In the months leading up to the TRBAM, several colleagues volunteered their feelings and thoughts on the meeting, including what I should expect and prepare for. I was met with encouraging commentary about the number of opportunities presented by the TRBAM, including the limitless networking and relationship building possibilities, as well as the coverage of seemingly every transportation topic imaginable. They also prepared me for the potential feelings of information overload and the extensively long days. Needless to say, I made sure to rest up prior to the trip and pack an inexhaustible supply of snacks to be ready to remain on my feet for 8+ hours each day. As I reflect, I have some key takeaways.
I arrived at TRB on Sunday to help set up EBP’s exhibition booth and spent the remainder of the day engaging with exhibit attendees from all over the world, originating from academic institutions, private companies, non-profits, federal agencies, and state DOTs. The strange social experiment of “booth”, or the act of “boothing,” as it was internally referred to as, elicited a variety of results, from 3-distinct groups of exhibit attendees: 1) People who were on a mission for SWAG; 2) People who just wanted to chat with other people; and 3) People who were interested in learning more about the services we offered. By the end of the first day, I was able to characterize which group a given person fell into quickly and adjust my approach accordingly. Regardless of the motivation of the booth attendees, after 2-3 years of limited social interaction resulting from the COVID-19 pandemic, it was hugely rewarding to connect with hundreds of passionate transportation professionals in-person.
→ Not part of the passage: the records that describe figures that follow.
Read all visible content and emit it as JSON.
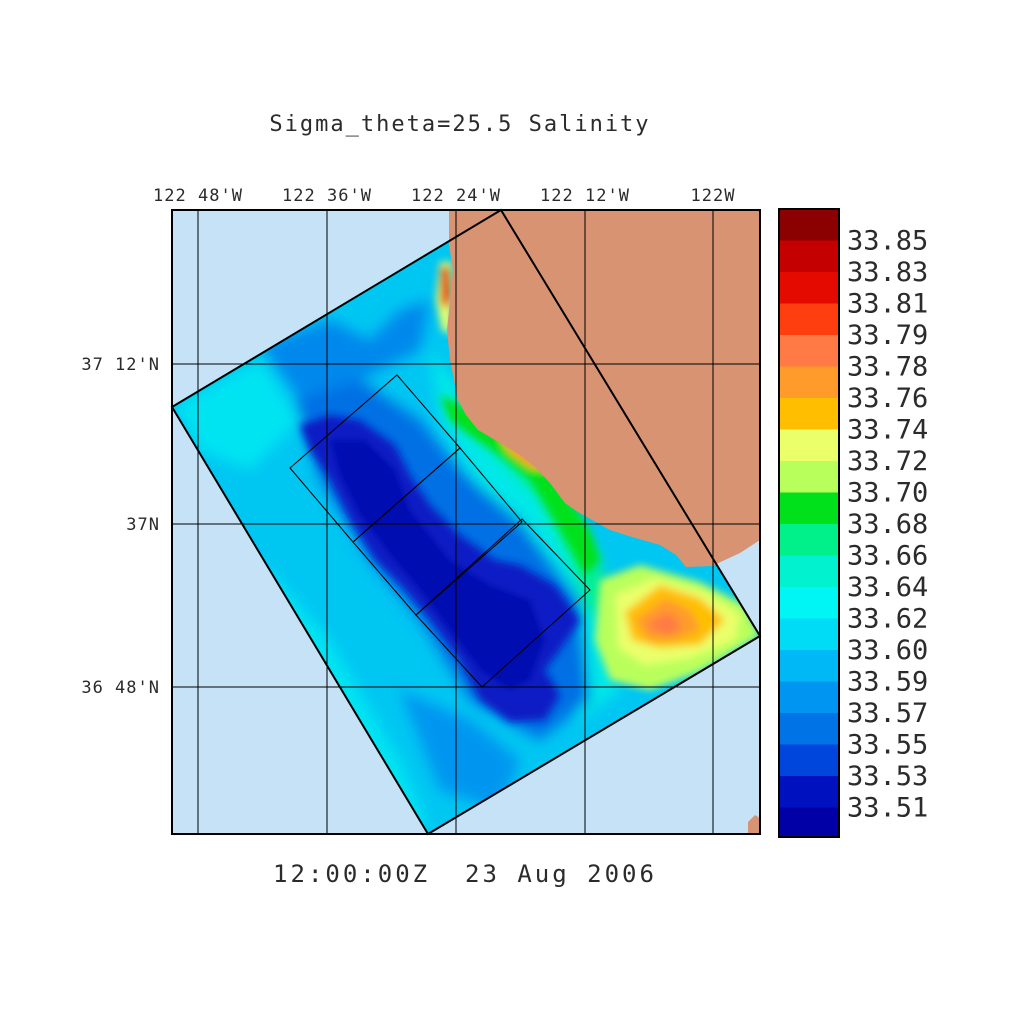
{
  "title": "Sigma_theta=25.5 Salinity",
  "timestamp": "12:00:00Z  23 Aug 2006",
  "axes": {
    "top_ticks": [
      "122 48'W",
      "122 36'W",
      "122 24'W",
      "122 12'W",
      "122W"
    ],
    "left_ticks": [
      "37 12'N",
      "37N",
      "36 48'N"
    ]
  },
  "colors": {
    "ocean_background": "#c6e2f7",
    "land": "#d89472",
    "salinity_levels": [
      {
        "label": "33.85",
        "color": "#8b0000"
      },
      {
        "label": "33.83",
        "color": "#c40000"
      },
      {
        "label": "33.81",
        "color": "#e50a00"
      },
      {
        "label": "33.79",
        "color": "#ff3e10"
      },
      {
        "label": "33.78",
        "color": "#ff7a45"
      },
      {
        "label": "33.76",
        "color": "#ff9b2a"
      },
      {
        "label": "33.74",
        "color": "#ffbf00"
      },
      {
        "label": "33.72",
        "color": "#eaff6a"
      },
      {
        "label": "33.70",
        "color": "#b9ff5c"
      },
      {
        "label": "33.68",
        "color": "#00e11c"
      },
      {
        "label": "33.66",
        "color": "#00f08a"
      },
      {
        "label": "33.64",
        "color": "#00f2cf"
      },
      {
        "label": "33.62",
        "color": "#00f5f5"
      },
      {
        "label": "33.60",
        "color": "#00dcf5"
      },
      {
        "label": "33.59",
        "color": "#00b8f5"
      },
      {
        "label": "33.57",
        "color": "#0095f0"
      },
      {
        "label": "33.55",
        "color": "#0073e6"
      },
      {
        "label": "33.53",
        "color": "#0046dd"
      },
      {
        "label": "33.51",
        "color": "#0012c0"
      }
    ],
    "colorbar_bottom": "#0000a6"
  }
}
As I learned from my colleagues, the 2021 TRBAM was held virtually due to the ongoing COVID-19 pandemic, and the 2022 TRBAM was held in person in a relatively smaller format. As such, the 2023 TRBAM represented the first full-fledged meeting held since Jan 2020, with many conference goers returning for the first-time post-pandemic, in addition to a brand-new cohort of shiny, first-time attendees. When asked, the tenured conference attendees proudly reported the number of TRBAMs they had attended, with a select few offering up more years of attendance than I had years of life. Despite the vast differences in attendee ages, experiences, backgrounds, and areas of expertise, all attendees were united in an interest in (and for many, a love for) transportation. I discovered the more experienced attendees were more than happy to engage with a first timer, sharing tips, advice, and insight on the TRBAM, professional development, and all things transportation.
LECTERN AND POSTER SESSIONS
In addition to my boothing responsibilities, I had the opportunity on Monday to attend a lectern session on advancing equity by improving walking and biking networks and on Tuesday to attend the TRB Minority Student Fellows poster session. Both sessions I attended provided new insights and perspectives on methods of analysis to derive solutions to problems related to transportation inaccessibility and inequity. As professional interests of mine, I found myself engaging with numerous transportation students and professionals, bonding over analytical quandaries and data inadequacies, and sharing and receiving tips on new ways to consider common transportation challenges. These discussions provided insights on multimodal analysis methodologies that I hadn’t encountered and could consider incorporating into my own analytical work at EBP, such as combining bike and pedestrian level of stress analysis with proximity and accessibility to places of work.
THE NATION’S CAPITAL
On Monday, I managed to sneak a morning walk in prior to the start of my boothing responsibilities, and briskly power walked from the conference hotel towards the national mall. Despite the near-freezing temperatures, the magnitude of the national monuments highlighted the importance and gravity of holding the TRBAM conference in the nation’s capital, providing an unsolicited commentary on how transportation research, policy, and planning invariably affects and connects us all. This theme held true for my remaining time at TRB.
By the time Tuesday evening rolled around and it was time for me to depart, I left TRB with a number of new LinkedIn contacts, several new business cards, and a handful of new insights to mull over. Yes, TRB was information overload, and yes, I was exhausted, but I also left TRB feeling excited about the sessions I’d attended and new contacts I’d developed and energized about the state of transportation policy and planning practice.
The spotlight theme for the 2023 meeting was “Rejuvenation Out of Disruption: Envisioning a Transportation System for a Dynamic Future,” which encapsulated topics ranging from the recovery of transportation agencies post-pandemic to emerging, automated vehicle technology intended to bridge existing transportation network gaps and enhance vehicle safety. These topics hold promise for an exciting and innovative year in the world of transportation, for which the annual meeting only provided a glimpse.
It now made sense to me why TRB had so many tenured conference attendees and why so many students and professionals returned year-after-year. After my first TRB trip, I can definitively say I enjoyed the experience, and I hope I’ll have the opportunity to return in the future.